Vereniging Sport en Gemeenten:
‘stimuleren publiek-private
samenwerking in de wijk’

Bijna de helft van de Nederlanders sport bij een ondernemende aanbieder. Dat leidt lokaal tot steeds meer verkenningen tussen de georganiseerde, ongeorganiseerde en ondernemende sport om samen te werken. Gemeenten moeten wennen aan deze schuivende panelen. Ze hebben van oudsher een (subsidie)relatie met de georganiseerde sport, maar treffen steeds vaker ondernemende aanbieders op hun pad. Vereniging Sport en Gemeenten (VSG) helpt gemeenten om te gaan met deze nieuwe situatie. André de Jeu, directeur van VSG, is voorstander van publiek-private samenwerking in de wijk. “Wat inwoners willen, zou leidend moeten zijn. Dat vraagt van gemeenten om op een andere manier naar ondernemers in de sport te kijken.”

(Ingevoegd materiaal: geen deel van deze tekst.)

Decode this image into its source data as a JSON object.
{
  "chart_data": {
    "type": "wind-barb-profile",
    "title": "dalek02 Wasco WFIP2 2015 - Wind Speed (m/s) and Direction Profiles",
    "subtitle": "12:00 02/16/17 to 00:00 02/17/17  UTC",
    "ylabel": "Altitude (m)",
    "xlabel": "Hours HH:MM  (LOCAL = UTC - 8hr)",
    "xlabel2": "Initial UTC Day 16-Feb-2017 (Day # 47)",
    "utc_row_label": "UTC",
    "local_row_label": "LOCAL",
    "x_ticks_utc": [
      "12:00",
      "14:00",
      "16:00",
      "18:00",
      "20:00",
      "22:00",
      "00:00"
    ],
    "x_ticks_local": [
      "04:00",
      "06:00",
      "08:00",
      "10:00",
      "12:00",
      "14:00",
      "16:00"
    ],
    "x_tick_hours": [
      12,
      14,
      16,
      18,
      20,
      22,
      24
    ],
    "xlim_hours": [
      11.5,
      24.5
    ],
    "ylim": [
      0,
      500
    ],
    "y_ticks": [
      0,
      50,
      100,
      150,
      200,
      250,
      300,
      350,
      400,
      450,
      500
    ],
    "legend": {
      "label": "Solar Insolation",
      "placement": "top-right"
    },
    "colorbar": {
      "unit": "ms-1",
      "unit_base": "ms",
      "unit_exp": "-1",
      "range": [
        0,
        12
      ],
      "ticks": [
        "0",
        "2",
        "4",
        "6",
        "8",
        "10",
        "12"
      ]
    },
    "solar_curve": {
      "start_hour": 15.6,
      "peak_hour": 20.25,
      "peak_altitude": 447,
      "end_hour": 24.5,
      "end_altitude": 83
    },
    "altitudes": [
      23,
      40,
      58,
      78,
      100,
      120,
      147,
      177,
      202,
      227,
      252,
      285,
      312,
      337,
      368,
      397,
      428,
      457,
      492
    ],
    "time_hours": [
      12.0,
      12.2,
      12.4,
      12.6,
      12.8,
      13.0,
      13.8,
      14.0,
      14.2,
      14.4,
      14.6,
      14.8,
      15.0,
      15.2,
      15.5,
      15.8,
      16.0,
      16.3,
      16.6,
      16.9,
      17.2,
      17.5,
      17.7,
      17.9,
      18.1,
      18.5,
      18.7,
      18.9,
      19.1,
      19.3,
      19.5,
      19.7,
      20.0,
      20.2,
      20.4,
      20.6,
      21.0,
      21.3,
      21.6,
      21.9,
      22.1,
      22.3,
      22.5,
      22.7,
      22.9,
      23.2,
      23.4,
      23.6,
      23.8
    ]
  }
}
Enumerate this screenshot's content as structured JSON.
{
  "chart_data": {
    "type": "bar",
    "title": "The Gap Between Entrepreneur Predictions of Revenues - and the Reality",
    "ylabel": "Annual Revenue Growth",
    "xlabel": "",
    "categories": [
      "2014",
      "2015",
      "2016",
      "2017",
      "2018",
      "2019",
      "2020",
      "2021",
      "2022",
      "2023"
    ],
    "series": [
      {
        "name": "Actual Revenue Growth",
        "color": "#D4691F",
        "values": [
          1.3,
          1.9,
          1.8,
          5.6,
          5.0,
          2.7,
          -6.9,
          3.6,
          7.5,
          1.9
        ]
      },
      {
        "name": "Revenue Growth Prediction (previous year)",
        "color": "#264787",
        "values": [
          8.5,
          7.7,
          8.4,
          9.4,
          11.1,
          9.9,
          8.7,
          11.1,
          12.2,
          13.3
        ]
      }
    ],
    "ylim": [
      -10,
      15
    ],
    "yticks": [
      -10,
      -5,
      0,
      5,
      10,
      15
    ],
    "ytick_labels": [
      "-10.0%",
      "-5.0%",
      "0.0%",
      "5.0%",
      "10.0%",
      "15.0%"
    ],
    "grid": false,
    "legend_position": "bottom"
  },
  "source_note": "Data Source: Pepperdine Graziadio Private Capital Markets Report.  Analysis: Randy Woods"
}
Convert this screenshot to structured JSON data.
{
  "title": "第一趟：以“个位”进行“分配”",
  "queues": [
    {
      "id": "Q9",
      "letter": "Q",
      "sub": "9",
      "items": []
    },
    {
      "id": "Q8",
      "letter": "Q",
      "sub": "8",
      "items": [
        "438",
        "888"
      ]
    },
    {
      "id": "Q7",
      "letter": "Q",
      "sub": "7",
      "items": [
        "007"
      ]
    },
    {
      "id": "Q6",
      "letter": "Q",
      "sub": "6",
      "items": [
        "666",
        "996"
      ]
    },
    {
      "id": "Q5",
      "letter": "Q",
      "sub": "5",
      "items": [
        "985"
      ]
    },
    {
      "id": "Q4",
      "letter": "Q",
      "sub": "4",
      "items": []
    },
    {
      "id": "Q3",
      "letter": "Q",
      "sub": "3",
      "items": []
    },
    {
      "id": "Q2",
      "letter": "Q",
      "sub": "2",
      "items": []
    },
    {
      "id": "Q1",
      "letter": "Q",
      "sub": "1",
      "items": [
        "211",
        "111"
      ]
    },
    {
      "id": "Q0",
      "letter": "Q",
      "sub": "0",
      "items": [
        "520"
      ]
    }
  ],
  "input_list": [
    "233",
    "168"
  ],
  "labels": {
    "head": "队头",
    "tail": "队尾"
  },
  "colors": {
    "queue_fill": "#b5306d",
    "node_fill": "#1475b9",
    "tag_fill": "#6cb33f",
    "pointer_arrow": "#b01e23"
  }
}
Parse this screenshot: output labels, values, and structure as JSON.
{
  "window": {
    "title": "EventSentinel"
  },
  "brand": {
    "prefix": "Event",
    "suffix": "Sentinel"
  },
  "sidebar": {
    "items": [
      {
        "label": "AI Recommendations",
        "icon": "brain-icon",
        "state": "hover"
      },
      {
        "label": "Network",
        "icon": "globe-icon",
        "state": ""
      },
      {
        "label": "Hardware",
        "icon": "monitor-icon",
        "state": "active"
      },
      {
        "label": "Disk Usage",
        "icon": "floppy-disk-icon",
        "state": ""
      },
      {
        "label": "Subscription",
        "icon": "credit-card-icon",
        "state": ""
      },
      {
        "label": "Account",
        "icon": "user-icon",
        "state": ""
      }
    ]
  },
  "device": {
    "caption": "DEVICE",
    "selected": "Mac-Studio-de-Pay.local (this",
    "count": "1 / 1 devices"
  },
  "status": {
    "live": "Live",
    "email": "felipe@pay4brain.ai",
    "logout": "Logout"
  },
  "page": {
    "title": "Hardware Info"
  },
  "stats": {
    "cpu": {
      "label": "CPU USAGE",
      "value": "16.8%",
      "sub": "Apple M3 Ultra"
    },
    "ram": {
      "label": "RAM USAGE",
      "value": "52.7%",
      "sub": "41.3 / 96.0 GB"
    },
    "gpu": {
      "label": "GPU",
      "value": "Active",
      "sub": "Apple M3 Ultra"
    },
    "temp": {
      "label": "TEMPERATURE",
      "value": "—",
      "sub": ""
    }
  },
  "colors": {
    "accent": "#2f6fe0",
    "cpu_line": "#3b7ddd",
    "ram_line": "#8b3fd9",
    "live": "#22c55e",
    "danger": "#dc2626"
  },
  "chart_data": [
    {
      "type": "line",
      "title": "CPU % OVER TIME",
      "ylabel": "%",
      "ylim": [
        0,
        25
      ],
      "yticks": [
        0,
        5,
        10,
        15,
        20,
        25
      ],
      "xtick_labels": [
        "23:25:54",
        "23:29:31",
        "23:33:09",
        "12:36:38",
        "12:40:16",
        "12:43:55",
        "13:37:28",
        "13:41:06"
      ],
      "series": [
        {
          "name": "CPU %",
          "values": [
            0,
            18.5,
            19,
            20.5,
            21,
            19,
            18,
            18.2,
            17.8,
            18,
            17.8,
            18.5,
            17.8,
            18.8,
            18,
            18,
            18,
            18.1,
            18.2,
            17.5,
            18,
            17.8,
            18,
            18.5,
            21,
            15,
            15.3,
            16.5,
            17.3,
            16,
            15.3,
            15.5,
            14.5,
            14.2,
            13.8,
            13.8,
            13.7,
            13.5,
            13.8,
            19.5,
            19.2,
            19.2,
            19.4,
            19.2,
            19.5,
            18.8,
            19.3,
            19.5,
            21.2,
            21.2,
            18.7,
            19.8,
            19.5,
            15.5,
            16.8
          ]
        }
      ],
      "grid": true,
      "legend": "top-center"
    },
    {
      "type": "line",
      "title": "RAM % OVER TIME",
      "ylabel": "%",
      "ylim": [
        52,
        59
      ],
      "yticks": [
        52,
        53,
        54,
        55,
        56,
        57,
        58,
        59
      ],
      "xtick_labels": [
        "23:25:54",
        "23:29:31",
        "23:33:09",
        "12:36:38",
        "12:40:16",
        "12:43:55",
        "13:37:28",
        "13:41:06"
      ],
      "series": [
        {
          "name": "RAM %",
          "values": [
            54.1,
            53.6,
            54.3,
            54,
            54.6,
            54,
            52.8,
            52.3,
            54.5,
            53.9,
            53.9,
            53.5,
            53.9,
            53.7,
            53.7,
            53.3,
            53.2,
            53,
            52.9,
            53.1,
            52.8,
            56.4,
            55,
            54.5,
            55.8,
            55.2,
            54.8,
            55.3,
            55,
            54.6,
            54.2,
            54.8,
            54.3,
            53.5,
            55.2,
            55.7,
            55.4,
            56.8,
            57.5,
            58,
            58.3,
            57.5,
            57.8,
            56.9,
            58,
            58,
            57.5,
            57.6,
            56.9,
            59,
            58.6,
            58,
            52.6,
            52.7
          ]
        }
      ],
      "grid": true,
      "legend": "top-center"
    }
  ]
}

Op lokaal niveau ontstaan nieuwe samenwerkingsvormen met ondernemende sportaanbieders. Voor veel gemeenten is dit betrekkelijk nieuw. Zijn hier spelregels voor? André de Jeu: “Wij hebben Certa Advocaten gevraagd aan welke regelgeving gemeenten zich dienen te houden bij aanbesteding van sportopdrachten, zoals het aanbieden van sport- en beweegactiviteiten aan bepaalde groepen in de wijk. We hebben het juridische advies in een ‘memo gunning sportdracht’ opgenomen, die in april naar alle gemeenten is gestuurd. Als de sportopdracht maximaal € 50.000 bedraagt, dan staat het de gemeente vrij om deze opdracht enkelvoudig onderhands aan te besteden. Dat wil zeggen dat de gemeente deze opdracht aan één partij kan gunnen, zonder deze opdracht openbaar uit te zetten. Zodoende blijven de administratieve lasten beperkt en kan een lokale aanbieder met passende ervaring en kwaliteit worden geselecteerd. Boven deze drempelwaarde van € 50.000 moet de sportopdracht aan de hand van reguliere aanbestedingsregels worden uitgezet.”